June 21, 2015, Sunday – Father’s day. This was by far the most difficult day for me go online. I think unconsciously as this day came, I was waiting for it. Maybe because I don’t know how it would feel like. I don’t know what this day would be like.
My dad isn’t here anymore. This is the first time we celebrated father’s day without him. I don’t remember him missing any important occasion. HE IS ALWAYS THERE. From birthdays, to graduations, first communions, confirmations and even gigs.
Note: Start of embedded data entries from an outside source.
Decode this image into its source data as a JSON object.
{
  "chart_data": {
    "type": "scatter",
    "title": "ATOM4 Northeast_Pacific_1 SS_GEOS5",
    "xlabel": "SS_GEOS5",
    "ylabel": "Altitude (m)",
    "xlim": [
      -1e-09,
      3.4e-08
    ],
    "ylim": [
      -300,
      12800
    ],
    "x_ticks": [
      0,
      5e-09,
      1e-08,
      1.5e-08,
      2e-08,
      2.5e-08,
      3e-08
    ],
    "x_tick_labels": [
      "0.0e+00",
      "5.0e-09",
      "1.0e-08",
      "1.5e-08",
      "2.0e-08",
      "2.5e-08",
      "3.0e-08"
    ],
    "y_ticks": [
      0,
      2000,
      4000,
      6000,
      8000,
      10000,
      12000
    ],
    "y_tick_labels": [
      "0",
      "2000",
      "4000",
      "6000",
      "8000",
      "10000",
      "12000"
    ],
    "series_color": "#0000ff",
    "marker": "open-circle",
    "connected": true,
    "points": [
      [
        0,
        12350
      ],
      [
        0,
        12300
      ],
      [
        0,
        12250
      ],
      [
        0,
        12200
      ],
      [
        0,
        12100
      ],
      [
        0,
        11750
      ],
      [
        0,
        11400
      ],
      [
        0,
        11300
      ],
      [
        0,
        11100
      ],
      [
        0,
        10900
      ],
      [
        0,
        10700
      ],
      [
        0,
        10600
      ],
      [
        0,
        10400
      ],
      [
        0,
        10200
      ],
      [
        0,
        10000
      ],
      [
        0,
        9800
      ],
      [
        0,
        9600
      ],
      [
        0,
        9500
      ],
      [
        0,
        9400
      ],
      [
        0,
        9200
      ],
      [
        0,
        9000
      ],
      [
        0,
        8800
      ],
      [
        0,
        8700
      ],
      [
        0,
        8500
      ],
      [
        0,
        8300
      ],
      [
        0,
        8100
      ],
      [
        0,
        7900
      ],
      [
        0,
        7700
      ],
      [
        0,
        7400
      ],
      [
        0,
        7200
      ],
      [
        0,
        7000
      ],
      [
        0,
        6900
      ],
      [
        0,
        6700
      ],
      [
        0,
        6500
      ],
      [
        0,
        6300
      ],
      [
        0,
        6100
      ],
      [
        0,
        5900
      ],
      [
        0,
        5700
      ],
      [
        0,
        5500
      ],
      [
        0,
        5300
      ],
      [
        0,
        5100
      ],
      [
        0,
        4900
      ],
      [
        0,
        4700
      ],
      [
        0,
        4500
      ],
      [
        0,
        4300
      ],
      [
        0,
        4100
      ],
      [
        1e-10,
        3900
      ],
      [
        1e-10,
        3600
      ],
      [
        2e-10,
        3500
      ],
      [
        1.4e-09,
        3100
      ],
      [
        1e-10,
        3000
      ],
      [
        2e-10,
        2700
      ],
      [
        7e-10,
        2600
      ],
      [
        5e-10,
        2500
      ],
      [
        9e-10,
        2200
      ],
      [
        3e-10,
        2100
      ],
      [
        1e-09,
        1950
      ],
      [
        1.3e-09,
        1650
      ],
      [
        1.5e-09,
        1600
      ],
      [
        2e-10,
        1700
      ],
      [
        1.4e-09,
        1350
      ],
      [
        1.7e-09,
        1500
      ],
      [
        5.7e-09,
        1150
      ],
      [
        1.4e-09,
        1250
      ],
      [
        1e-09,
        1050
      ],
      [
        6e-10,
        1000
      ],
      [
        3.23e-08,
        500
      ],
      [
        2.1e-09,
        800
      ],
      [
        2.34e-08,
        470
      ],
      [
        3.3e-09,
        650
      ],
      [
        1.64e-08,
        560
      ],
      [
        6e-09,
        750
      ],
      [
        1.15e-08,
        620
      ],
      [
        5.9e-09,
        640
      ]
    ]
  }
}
I, to tell you honestly, don’t know what to say. I effin miss him so bad. Our family used to be like magnets. We can’t be separated from each other. We go to church together, both of our parents drive us to school, we shop together, my dad is even the one who tells us to go to the salon and get a hot oil with mani and pedi package. We even go to a convenience store together just to buy a midnight snack. I miss him so bad.
I miss us eating to different restaurants and going to movies. I miss our vacations. We would go on a road trip just to eat and eat again. My dad used to let me go with him when he watches gigs even if I’m was just around 5 years old. I miss playing with him. I miss how he teaches me old school music over and over again. I miss laughing and fool around with him. I miss talking to him about politics and random issues in our society. I miss him being selfish and sometimes self-centered. I miss him being a show-off and mayabang. I miss him being a liar and being the one who can’t accept his mistakes most of the time. I miss how he keeps on eating food that isn’t allowed to him. I miss everything my dad is. I can’t say it enough because my heart keeps on breaking everytimes it comes to my mind that he won’t coming back.
Everytime someone I love passes away, I always feel like our time together was too short even if we spent a lot together. It always feels like it wasn’t enough. But everytime I do think of this, the other thoughts came to mind — how about my half siblings? I have a half brother and a half sister. How often did they spend their time with my dad? Was he ever present on their birthdays? How about their graduations? I doubt that my dad was there every Christmas and New Year. How about my half sister’s debut? Was she able to dance with my dad like I did?
We were lucky to have him almost 24/7 in our lives. He’s so overprotective that sometimes I felt that if he could still be with us during our bad dreams, he will still be there. My siblings weren’t able to spend most of their time with my dad.
What more to those who were raised by single moms out there. To those kids who grew up without their fathers. More so to the kids who haven’t met their fathers at all.
When my dad died, I felt like something is missing – a big hole in my chest that I don’t know how to fill. I couldn’t imagine what others might me going through. I could avoid browsing facebook and instagram all day and not see posts about how my friends celebrated today’s occassion with their fathers. But who am I kidding? It will always be like this. I have no choice but to accept the fact that my dad is gone. I have to face a lot of new memories without him. BUT A lot of kids weren’t able to spend Father’s day at all. Why should I brag and complain? This may take time. Hoping that it wouldn’t take that long.
I miss you daddy. To my hero and my first boyfriend, Happy father’s day in heaven! Flying kisses from your baby girl. :-* I LOVE YOU SO MUCH!